I think probably the best bet for now would be to run locally (not tunneling) with a list of seed nodes within PRC (if any networking expert plans to come to China for a holiday maybe they could have a play "from the inside").

[2112]

As stated the slowdown started at least mid last year and upgrading to 0.10.0 hasn't changed anything noticeably in that regard.

For certain using UDP for VPN basically stopped working a few months back (after further "upgrades" to the GCF).

I think probably the best bet for now would be to run locally (not tunneling) with a list of seed nodes within PRC (if any networking expert plans to come to China for a holiday maybe they could have a play "from the inside").

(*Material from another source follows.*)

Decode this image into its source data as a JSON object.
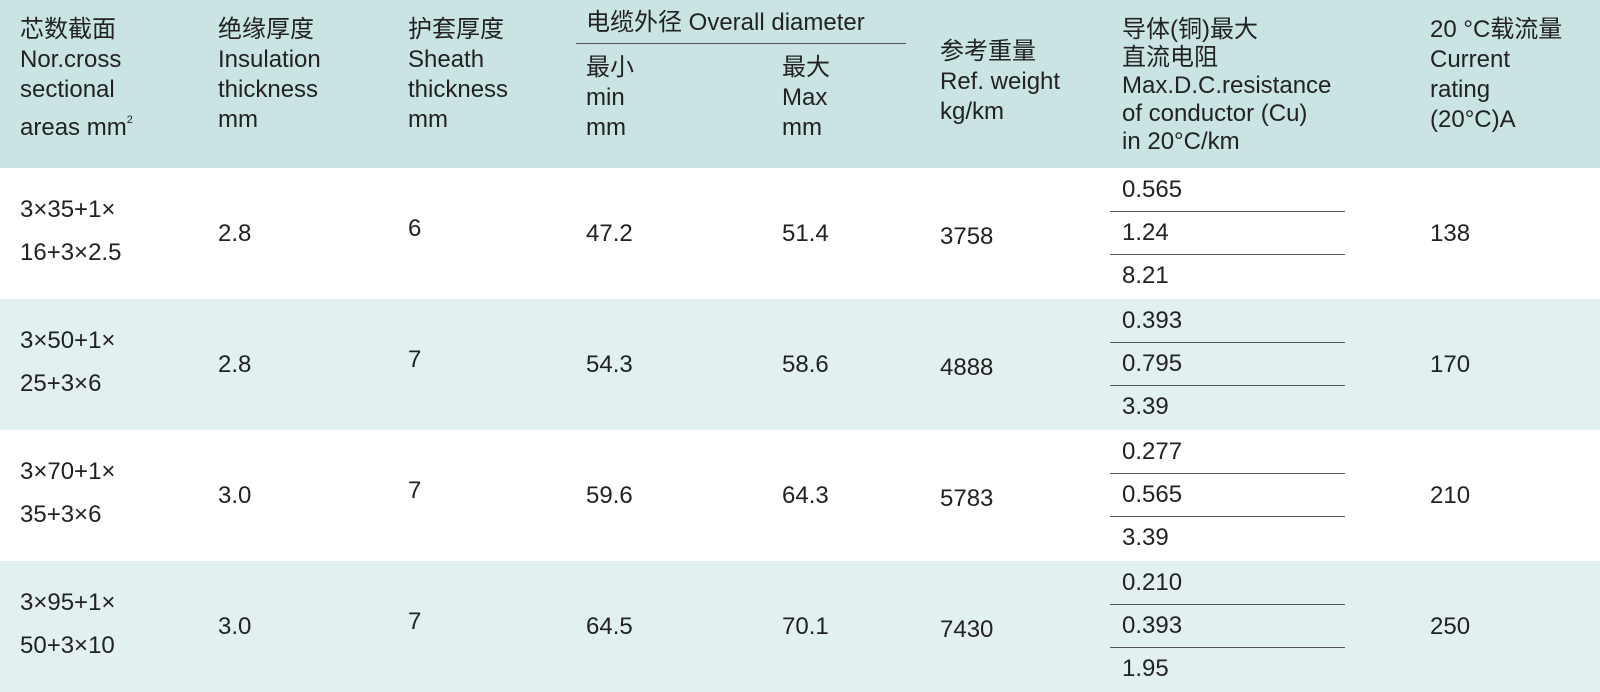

Look, without you posting packet traces nobody's going to help. People who actually come to China for a short stay tend to use the hotel ISPs where problems like yours are impossible to reproduce. General growth of traffic in China is so high that every couple of months people there do experience problems purely from more competition over the limited resources.

Grab some packet captures and post it! You are an experienced programmer not some random newbie!

[CIYAM]

I barely have time to post here so thanks for your "advice" but I'll just keep on working on what I am working on (it isn't really a big deal if I simply stop running Bitcoin Core).

Will lock this topic now as I think it has come to a conclusion.